Maar hoe gaat Buitenlandse Zaken dan wél om met de plicht om te zorgen dat Nederlandse bedrijven niet actief zijn op de Westoever?
Airbnb
Ons oog valt op een intern mailtje uit 2018. Concurrent Airbnb heeft dan net besloten alle accommodaties die zij aanbieden in bezet Palestijns gebied offline te halen. Aanleiding daarvoor was een rapport dat Human Rights Watch publiceerde. Hierin zetten zij uiteen hoe Airbnb bijdraagt aan het in standhouden van illegale nederzettingen op de Westoever. Over wie gaat dat rapport nog meer? Juist. Het Nederlandse Booking.com.
Op het ministerie in Den Haag gaat na het besluit van Airbnb een belletje rinkelen. Een ambtenaar mailt intern: “Het lijkt ons goed je alvast mee te nemen in een discussie die binnenkort zou kunnen opkomen, omtrent de activiteiten van Booking.com in Israëlische nederzettingen.”

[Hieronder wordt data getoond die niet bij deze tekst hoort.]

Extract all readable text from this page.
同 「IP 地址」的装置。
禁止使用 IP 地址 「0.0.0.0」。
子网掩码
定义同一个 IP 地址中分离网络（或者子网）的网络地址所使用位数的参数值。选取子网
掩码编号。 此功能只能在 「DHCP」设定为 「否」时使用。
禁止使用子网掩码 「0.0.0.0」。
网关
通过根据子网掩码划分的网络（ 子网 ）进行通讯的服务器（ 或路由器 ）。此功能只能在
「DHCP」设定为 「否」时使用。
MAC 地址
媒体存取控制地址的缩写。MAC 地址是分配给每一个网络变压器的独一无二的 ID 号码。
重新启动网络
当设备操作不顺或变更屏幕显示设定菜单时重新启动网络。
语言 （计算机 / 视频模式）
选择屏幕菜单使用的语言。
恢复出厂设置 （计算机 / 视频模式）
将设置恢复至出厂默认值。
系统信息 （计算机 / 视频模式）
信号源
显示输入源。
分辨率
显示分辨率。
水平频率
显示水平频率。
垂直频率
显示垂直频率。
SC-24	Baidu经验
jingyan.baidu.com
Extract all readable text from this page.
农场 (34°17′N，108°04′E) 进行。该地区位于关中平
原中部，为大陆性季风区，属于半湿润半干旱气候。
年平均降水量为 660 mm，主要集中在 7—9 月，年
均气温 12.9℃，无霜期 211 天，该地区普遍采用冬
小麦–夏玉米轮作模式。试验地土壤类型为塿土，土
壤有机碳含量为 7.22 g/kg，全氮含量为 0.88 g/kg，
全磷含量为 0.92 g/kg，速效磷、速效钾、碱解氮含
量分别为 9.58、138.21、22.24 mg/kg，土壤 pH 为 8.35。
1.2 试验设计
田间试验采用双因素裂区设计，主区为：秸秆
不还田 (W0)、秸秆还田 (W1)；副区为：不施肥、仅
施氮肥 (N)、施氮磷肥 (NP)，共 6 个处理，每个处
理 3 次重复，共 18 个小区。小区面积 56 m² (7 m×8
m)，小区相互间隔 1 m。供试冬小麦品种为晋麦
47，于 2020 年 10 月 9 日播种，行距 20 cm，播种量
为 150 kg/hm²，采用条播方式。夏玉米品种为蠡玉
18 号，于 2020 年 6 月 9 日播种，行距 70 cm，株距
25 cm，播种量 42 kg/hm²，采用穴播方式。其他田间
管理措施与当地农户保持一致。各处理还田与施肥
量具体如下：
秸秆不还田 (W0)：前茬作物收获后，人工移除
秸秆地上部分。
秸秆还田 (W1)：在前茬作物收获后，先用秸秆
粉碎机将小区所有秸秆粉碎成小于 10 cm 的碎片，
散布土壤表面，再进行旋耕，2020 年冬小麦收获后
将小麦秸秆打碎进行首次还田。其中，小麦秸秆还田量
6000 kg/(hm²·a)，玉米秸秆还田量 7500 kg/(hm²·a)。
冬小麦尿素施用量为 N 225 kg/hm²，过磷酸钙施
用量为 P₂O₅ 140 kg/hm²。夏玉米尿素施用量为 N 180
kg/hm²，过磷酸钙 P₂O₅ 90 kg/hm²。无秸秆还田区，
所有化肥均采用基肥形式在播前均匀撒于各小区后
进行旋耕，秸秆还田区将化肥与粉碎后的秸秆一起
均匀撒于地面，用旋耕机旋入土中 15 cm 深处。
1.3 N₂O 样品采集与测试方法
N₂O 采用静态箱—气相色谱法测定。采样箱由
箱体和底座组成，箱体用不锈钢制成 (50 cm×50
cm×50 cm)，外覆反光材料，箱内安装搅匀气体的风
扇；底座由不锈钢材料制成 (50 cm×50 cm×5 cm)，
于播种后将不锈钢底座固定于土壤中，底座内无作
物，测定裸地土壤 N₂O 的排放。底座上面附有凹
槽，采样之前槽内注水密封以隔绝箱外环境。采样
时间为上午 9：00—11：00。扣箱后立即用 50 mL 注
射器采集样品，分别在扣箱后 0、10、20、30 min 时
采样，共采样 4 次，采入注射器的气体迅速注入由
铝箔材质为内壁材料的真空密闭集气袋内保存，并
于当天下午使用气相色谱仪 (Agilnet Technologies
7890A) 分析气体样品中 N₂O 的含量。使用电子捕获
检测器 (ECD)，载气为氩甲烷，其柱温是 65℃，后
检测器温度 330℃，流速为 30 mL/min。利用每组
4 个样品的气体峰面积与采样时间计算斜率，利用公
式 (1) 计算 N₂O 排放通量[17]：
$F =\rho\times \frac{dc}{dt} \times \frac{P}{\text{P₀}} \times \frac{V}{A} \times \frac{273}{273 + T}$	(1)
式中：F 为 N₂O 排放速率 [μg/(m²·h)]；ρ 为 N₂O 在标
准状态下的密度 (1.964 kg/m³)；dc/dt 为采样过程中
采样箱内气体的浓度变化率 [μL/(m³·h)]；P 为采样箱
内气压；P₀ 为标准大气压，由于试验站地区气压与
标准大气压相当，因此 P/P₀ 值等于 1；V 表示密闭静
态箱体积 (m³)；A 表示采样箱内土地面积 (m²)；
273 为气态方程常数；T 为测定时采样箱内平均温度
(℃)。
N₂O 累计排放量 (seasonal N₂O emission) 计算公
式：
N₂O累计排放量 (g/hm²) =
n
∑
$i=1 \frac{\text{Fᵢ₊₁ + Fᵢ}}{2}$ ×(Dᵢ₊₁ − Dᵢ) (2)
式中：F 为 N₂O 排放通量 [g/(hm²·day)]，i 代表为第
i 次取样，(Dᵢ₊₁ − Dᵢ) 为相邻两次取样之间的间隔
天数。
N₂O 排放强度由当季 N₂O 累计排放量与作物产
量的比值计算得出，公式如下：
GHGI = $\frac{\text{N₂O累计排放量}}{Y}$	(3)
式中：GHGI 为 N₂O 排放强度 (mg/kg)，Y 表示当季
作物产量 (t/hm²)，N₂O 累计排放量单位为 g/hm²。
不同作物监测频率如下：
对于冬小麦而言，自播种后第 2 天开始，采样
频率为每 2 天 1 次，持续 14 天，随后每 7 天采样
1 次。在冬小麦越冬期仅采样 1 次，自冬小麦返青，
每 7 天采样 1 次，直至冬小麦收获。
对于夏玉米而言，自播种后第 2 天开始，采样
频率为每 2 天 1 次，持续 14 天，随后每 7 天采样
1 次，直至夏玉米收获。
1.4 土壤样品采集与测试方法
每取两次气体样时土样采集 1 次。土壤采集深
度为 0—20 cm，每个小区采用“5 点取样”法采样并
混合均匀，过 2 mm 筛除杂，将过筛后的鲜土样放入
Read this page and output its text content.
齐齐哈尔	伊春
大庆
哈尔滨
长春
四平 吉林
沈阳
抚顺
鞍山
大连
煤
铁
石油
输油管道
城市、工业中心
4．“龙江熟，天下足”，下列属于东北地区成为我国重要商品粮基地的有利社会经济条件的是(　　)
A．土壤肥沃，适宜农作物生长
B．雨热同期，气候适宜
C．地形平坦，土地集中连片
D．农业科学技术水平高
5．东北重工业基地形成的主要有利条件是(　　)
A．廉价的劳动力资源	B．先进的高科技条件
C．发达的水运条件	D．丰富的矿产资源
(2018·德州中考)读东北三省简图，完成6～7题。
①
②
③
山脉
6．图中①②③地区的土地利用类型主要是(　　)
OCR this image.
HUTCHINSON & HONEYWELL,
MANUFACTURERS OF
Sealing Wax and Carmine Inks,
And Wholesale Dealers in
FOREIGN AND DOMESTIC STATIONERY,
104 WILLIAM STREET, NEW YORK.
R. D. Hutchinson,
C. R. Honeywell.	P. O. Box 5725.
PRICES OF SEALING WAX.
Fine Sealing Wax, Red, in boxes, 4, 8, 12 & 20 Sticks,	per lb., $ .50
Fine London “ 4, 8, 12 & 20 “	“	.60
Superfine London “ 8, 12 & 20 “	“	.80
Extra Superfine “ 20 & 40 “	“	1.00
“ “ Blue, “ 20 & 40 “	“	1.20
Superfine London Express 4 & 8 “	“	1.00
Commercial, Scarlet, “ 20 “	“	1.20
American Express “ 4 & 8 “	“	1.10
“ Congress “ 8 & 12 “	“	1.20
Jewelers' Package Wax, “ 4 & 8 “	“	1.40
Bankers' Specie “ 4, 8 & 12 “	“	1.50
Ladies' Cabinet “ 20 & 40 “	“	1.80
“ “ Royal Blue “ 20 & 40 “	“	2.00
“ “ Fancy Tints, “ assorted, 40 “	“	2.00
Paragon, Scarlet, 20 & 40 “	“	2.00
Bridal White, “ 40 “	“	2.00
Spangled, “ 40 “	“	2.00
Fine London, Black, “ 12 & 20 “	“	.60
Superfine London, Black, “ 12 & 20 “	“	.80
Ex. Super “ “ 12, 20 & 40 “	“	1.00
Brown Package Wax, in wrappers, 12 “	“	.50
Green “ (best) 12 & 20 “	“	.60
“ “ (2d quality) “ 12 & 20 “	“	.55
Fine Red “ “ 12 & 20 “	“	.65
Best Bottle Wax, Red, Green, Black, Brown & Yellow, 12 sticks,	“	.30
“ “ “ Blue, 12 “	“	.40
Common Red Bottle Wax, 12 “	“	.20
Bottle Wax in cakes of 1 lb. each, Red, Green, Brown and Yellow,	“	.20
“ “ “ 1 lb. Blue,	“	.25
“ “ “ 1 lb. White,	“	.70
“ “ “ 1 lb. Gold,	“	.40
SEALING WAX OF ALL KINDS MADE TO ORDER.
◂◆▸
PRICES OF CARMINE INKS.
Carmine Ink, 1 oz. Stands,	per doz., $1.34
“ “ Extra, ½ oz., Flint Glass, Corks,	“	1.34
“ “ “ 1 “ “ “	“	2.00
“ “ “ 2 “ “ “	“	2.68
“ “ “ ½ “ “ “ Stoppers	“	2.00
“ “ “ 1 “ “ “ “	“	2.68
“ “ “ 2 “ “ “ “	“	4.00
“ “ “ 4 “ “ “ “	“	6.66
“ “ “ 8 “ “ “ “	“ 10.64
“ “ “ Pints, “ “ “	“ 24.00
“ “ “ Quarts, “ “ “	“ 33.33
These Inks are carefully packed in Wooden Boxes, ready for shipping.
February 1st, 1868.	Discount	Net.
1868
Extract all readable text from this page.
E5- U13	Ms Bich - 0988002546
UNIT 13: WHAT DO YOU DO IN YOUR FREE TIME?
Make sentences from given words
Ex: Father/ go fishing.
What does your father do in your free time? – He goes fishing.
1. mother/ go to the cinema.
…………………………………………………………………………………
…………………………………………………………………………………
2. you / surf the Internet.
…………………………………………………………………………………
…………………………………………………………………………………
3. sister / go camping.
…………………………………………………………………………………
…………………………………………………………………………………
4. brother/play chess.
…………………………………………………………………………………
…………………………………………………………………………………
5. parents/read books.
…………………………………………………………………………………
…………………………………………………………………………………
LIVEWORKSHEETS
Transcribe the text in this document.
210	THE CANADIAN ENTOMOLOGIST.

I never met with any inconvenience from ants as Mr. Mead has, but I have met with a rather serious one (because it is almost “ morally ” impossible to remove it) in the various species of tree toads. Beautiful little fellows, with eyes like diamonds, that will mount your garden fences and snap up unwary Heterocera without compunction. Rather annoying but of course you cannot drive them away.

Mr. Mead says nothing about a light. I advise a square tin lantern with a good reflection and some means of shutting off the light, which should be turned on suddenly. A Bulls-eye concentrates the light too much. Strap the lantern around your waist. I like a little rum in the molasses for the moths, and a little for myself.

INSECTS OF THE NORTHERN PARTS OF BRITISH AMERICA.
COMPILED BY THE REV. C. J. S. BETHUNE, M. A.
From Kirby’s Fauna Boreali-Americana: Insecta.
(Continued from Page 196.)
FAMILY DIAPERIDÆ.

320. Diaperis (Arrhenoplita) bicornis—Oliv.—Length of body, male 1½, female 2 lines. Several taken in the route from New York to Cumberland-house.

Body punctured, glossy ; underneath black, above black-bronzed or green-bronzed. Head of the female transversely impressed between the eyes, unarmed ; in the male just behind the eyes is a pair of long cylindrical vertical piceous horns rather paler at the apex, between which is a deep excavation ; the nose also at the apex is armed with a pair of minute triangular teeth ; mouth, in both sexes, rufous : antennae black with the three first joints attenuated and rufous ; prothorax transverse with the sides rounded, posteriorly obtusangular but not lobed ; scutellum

De mail, die verder niet ingaat op de inhoud van het rapport van Human Rights Watch, concentreert zich op de internationale druk die is ontstaan. Het besluit van Airbnb wekte namelijk de woede van de Israëlische minister voor Strategische zaken. ‘Furieus’ noteert een ambtenaar.
“Te assertief overkomen”
De medewerkers van het ministerie schrijven dat de activiteiten onder het ontmoedigingsbeleid vallen, maar dat ze in overleg hebben besloten Booking ‘niet proactief te benaderen’ naar aanleiding van het rapport. Dat zou wel eens “te assertief over kunnen komen”, en zou kunnen worden opgevat als “een impliciete oproep om te stoppen met de activiteiten”. En zo ver willen ze op het ministerie niet gaan.
De verwachting is namelijk dat Booking binnenkort bij ze op de stoep zal staan. Zo waarschuwen ze: “Als Booking -al of niet (mede) op basis van het gesprek met ons – vervolgens besluit om ook hun activiteiten in nederzettingen te staken, zal dat zowel in Nederland als Israël breed worden uitgemeten en de nodige vragen oproepen, zowel vanuit de pers als de Kamer”.
Rutte
Een paar maanden later brengt Mark Rutte een werkbezoek aan Booking.com. Wat gaat de premier erover zeggen? Ambtenaren bereiden in de dagen voor het bezoek zijn teksten voor.
Op vier februari 2019 om 16:05 stuurt Algemene Zaken een mail met de door de RVD voorgestelde ‘woordvoeringslijn’ over Booking.com en Israëlische nederzettingen. Maar ruim een uur later volgt een reactie van Buitenlandse Zaken dat die het antwoord toch nog een beetje hebben aangepast. Het advies: uitspraken over wet- en regelgeving vermijden, maar wel de Nederlandse positie over de grenzen van Israël en de nederzettingen duidelijk maken. Evenals de verantwoordelijkheid van Booking.com.
Wat later voegt een ambtenaar van Buitenlandse Zaken er nog extra toe: “we zouden toch graag wat meer het IMVO-aspect (internationaal maatschappelijk verantwoord ondernemen, red.) en de heldere positie over waar ISR ophoudt willen uitdragen”.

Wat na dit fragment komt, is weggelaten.